No fundo, essa é a mensagem do filme. O caminho da cura e da iluminação está dentro de cada um de nós. Isso é mostrado no filme através das cenas em que Tommy se encara diante o espelho.

Tommy também é um filme altamente simbólico. Tanto que se você deixar passar os simbolismos, você perde grande parte da mensagem e da crítica. Isso também é importante para nós, criadores, percebermos como simbolismos auxiliam a tornar uma obra grandiosa por fazerem parte do inconsciente coletivo e geralmente carregarem um significado que não poderia ser facilmente explanado de outra forma.

Há também o fator psicológico que, não poderia ser diferente devido à época, é trazido no psicodelismo. É preciso prestar atenção a isso pois na sociedade de hoje o psicodelismo pode não fazer muito sentido.

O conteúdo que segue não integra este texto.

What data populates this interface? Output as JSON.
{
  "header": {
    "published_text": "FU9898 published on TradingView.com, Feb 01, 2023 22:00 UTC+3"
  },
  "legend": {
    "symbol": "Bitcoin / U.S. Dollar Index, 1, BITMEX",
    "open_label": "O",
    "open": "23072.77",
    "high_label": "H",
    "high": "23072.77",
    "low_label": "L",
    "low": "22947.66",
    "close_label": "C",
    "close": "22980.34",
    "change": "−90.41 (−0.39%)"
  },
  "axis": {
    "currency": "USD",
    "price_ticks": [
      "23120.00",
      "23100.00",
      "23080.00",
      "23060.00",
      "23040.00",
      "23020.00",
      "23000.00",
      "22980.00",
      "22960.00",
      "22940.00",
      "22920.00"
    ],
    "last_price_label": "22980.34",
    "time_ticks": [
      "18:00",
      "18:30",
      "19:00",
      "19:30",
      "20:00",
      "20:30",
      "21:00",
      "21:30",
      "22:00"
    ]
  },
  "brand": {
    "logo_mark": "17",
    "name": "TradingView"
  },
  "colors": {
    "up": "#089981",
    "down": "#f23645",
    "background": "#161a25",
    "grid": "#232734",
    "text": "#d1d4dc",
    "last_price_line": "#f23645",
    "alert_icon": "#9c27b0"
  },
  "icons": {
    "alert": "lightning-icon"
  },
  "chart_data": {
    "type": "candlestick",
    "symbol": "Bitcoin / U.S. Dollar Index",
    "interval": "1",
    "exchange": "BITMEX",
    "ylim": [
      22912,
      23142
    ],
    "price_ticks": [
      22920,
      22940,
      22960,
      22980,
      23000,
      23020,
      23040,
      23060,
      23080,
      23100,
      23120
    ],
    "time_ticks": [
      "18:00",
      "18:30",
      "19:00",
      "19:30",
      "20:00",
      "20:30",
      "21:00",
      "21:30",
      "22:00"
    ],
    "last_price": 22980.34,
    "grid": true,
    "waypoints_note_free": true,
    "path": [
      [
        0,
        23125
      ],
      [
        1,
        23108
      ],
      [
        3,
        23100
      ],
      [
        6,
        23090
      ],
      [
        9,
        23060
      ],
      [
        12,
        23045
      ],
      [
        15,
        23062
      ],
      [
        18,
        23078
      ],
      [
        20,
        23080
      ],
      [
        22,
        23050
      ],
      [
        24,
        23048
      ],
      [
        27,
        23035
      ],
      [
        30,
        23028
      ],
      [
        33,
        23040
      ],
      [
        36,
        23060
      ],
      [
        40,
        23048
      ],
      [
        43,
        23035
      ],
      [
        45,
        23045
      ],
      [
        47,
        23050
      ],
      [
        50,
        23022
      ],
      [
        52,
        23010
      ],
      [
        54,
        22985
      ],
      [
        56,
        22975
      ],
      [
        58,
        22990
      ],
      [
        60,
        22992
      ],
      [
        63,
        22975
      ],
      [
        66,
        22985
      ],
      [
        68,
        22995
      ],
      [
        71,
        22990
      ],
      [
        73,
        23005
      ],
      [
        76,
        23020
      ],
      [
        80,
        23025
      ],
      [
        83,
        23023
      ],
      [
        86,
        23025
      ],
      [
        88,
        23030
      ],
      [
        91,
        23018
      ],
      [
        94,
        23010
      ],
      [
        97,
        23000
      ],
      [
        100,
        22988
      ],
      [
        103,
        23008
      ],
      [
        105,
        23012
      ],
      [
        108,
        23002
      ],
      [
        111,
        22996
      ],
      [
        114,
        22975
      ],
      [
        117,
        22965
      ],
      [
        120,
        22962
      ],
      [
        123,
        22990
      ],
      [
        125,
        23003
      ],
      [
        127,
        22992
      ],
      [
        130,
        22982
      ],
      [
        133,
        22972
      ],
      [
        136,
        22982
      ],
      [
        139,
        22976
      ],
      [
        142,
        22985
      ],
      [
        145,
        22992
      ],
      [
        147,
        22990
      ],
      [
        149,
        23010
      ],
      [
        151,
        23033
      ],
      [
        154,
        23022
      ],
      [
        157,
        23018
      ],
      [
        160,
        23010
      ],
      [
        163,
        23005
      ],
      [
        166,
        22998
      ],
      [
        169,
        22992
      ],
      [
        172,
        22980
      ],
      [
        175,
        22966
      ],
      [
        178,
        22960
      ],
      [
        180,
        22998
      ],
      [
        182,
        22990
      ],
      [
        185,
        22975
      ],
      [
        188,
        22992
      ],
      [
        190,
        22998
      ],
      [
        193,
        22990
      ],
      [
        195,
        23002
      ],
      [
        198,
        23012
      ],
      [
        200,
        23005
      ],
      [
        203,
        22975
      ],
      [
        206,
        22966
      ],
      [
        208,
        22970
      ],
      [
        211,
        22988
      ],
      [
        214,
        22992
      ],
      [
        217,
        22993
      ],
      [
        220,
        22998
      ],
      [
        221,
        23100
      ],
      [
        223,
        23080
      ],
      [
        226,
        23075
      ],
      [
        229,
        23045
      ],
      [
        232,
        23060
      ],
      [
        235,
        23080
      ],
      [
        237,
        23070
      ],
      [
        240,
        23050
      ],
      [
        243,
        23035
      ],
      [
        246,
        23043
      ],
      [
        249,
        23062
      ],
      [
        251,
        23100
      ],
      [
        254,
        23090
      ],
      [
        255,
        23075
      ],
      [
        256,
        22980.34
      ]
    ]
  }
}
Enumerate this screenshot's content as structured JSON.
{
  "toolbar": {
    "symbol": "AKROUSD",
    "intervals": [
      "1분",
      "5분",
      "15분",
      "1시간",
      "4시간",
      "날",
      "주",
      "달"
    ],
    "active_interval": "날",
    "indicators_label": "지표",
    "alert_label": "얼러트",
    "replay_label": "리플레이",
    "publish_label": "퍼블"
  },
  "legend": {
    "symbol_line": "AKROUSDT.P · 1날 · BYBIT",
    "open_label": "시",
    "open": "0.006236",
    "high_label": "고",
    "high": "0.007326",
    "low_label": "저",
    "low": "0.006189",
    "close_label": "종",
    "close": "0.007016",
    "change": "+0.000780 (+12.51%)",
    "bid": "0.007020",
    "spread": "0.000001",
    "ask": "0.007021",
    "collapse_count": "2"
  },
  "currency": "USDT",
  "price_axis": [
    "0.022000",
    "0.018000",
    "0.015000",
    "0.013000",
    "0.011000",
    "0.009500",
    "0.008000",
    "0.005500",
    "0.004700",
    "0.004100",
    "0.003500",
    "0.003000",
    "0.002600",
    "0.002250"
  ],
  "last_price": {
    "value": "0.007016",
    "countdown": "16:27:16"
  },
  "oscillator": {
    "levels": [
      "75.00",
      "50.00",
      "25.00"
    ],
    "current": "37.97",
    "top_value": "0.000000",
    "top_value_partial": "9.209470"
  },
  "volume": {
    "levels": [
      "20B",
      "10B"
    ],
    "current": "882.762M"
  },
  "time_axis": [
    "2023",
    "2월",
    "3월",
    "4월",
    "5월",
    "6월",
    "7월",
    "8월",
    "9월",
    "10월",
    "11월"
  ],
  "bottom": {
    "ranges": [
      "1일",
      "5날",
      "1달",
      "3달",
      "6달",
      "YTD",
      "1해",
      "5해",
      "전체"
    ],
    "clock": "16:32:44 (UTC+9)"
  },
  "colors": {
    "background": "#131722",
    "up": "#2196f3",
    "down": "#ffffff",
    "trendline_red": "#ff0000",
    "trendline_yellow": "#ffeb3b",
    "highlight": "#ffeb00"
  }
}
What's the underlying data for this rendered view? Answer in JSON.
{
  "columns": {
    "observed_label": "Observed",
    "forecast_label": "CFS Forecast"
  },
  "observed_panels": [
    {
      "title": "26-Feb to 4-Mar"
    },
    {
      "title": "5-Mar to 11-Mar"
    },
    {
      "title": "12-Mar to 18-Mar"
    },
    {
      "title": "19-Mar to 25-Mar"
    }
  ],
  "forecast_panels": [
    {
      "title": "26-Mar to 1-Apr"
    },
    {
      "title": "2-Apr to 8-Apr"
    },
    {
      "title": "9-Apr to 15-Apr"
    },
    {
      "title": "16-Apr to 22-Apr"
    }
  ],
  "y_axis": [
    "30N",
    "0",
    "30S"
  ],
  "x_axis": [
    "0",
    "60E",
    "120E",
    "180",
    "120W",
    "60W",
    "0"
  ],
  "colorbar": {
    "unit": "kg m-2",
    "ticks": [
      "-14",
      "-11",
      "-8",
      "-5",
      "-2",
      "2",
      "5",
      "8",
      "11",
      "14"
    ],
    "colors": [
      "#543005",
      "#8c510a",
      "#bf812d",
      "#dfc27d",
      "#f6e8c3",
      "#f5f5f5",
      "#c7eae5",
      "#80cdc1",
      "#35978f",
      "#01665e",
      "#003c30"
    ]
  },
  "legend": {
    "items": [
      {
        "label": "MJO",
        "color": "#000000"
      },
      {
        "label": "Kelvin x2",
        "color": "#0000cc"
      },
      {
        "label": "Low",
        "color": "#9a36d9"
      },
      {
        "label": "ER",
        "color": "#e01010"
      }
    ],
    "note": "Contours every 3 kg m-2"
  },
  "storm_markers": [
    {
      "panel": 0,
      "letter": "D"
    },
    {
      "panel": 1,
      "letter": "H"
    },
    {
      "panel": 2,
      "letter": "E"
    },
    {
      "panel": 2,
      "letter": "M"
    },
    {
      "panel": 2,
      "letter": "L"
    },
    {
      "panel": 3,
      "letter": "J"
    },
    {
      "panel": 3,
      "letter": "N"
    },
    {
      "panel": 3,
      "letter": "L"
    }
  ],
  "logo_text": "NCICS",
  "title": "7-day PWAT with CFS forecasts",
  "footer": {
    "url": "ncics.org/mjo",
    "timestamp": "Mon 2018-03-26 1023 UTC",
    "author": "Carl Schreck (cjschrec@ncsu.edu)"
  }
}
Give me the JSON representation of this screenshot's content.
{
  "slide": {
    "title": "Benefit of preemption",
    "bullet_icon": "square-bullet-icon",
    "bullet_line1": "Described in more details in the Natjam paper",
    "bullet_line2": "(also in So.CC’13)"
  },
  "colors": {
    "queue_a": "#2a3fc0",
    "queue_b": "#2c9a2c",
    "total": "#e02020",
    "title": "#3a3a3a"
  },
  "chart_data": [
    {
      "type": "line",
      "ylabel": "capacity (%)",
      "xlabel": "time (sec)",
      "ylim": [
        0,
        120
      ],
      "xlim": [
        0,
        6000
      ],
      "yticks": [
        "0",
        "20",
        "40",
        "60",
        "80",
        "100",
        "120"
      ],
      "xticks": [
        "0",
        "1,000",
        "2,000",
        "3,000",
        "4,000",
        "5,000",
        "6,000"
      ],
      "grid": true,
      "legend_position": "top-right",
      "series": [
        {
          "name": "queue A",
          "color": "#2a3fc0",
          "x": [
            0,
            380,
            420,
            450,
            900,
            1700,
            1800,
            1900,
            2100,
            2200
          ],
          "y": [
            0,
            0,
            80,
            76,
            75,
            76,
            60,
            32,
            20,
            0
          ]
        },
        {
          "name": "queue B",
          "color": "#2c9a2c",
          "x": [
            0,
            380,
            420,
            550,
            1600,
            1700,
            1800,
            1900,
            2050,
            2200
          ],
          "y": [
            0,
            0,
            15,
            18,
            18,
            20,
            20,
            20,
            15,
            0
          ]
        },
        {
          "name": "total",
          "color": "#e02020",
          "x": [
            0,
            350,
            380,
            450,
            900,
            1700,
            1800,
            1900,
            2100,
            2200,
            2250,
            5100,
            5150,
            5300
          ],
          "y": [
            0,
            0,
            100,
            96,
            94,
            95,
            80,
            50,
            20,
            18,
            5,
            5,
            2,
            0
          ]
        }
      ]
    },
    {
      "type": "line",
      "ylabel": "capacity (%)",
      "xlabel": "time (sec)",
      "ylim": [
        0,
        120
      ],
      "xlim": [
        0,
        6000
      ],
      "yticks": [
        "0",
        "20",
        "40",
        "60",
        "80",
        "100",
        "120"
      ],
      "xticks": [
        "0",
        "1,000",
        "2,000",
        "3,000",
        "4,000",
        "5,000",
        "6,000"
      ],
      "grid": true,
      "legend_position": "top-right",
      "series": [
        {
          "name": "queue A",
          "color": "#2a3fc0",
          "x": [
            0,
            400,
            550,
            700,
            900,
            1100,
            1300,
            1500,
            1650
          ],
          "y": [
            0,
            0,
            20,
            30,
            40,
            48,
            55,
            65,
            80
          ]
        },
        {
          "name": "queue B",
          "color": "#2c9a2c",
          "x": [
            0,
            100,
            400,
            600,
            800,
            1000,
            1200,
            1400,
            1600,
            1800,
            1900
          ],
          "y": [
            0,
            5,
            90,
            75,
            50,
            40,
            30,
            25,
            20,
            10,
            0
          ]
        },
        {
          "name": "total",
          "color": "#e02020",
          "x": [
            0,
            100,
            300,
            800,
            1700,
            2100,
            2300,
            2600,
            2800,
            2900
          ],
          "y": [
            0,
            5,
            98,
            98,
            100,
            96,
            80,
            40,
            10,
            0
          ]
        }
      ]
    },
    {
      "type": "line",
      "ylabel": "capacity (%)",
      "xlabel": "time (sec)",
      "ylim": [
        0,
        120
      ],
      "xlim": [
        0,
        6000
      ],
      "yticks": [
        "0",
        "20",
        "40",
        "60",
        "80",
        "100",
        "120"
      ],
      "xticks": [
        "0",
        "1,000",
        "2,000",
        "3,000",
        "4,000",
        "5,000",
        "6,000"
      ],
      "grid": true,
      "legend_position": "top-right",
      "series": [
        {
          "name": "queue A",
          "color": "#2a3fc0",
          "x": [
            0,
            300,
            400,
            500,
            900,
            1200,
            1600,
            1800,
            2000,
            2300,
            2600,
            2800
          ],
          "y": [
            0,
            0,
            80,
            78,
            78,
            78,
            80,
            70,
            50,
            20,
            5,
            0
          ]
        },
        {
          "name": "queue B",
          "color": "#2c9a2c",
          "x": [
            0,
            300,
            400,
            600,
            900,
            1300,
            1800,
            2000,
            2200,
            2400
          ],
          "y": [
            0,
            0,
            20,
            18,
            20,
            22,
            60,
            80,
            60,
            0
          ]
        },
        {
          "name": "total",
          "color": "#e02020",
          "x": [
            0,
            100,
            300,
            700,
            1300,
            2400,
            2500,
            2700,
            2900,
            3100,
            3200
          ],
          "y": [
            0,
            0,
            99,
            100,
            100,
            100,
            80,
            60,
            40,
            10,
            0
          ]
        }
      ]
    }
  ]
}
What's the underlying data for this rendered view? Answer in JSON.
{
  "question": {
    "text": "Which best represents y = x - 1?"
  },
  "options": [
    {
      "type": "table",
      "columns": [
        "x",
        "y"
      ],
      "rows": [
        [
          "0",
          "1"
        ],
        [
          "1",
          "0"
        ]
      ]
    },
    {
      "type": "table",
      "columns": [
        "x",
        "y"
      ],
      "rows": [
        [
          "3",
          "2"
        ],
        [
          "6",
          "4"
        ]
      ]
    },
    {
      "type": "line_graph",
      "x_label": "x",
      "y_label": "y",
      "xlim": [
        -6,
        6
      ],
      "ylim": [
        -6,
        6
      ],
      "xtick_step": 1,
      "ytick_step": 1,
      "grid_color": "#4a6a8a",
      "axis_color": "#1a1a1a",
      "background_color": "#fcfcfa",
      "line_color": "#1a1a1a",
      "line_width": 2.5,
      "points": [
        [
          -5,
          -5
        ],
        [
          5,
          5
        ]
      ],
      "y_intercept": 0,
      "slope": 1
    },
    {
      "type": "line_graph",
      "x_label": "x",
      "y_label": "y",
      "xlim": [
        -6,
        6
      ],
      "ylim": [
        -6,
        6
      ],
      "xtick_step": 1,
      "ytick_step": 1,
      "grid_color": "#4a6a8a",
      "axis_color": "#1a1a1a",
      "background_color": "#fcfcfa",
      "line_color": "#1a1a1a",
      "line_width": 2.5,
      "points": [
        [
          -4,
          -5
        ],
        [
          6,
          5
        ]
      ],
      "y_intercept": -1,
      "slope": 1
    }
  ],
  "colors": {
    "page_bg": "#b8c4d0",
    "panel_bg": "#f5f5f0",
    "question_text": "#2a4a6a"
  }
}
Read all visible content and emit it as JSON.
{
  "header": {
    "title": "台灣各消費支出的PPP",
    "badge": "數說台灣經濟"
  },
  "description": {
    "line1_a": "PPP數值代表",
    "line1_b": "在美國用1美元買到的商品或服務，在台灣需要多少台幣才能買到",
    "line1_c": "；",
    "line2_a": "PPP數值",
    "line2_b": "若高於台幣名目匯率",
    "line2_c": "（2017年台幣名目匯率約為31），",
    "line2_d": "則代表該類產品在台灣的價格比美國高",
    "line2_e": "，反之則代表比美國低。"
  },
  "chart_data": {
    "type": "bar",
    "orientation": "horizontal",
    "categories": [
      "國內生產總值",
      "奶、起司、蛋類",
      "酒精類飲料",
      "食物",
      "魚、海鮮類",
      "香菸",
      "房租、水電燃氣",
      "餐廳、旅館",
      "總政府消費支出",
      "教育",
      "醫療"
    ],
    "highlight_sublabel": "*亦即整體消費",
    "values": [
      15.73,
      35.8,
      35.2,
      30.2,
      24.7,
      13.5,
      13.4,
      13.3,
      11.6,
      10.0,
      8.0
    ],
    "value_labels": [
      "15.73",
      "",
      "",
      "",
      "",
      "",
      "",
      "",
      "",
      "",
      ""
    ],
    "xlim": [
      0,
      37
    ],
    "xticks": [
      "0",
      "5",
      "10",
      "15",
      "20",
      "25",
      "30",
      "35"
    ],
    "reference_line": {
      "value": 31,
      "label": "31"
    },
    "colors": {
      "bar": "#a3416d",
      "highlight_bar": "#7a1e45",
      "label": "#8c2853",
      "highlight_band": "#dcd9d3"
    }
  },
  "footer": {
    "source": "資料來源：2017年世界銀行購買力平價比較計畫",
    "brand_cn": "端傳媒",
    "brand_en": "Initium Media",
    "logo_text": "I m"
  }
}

E, claro, a música de Tommy é memorável. Os integrantes da banda The Who tem participação em ótimas performances, como Keith Moon interpretando o perverso tio Ernie e o próprio Roger Daltrey como Tommy. Elton John é o Pinball Wizard, que joga uma máquina de pimball que no lugar de botões possui um teclado de piano. Eric Clapton é um padre em uma igreja que adora Merilin Monroe e promete cura aos doentes. Tina Tunner é uma prostituta que promete resolver todos os problemas com seu “ácido” – LSD para os noobs. Jack Nicholson é um médico que dispõe de todo o conhecimento atual. Oliver Reed é um diretor de acampamento que parece ser o cara mais legal, simpático e honesto do mundo – mas o subtexto demonstra o contrário. Todos eles e os demais fazem uma participação musical excelente.

Elton John - The Pimball Wizard

Isso é tudo o que posso dizer sem spoilers,  se bem que já dei alguns. Tommy é um filme que talvez não faça o seu gênero e talvez você até o odeie – mas ainda assim vale a pena conhecer. Não é sempre que se vê algo tão maluco e tão denso, profundo e complexo ao mesmo tempo.

No mais, assistam ao filme e façam suas próprias considerações.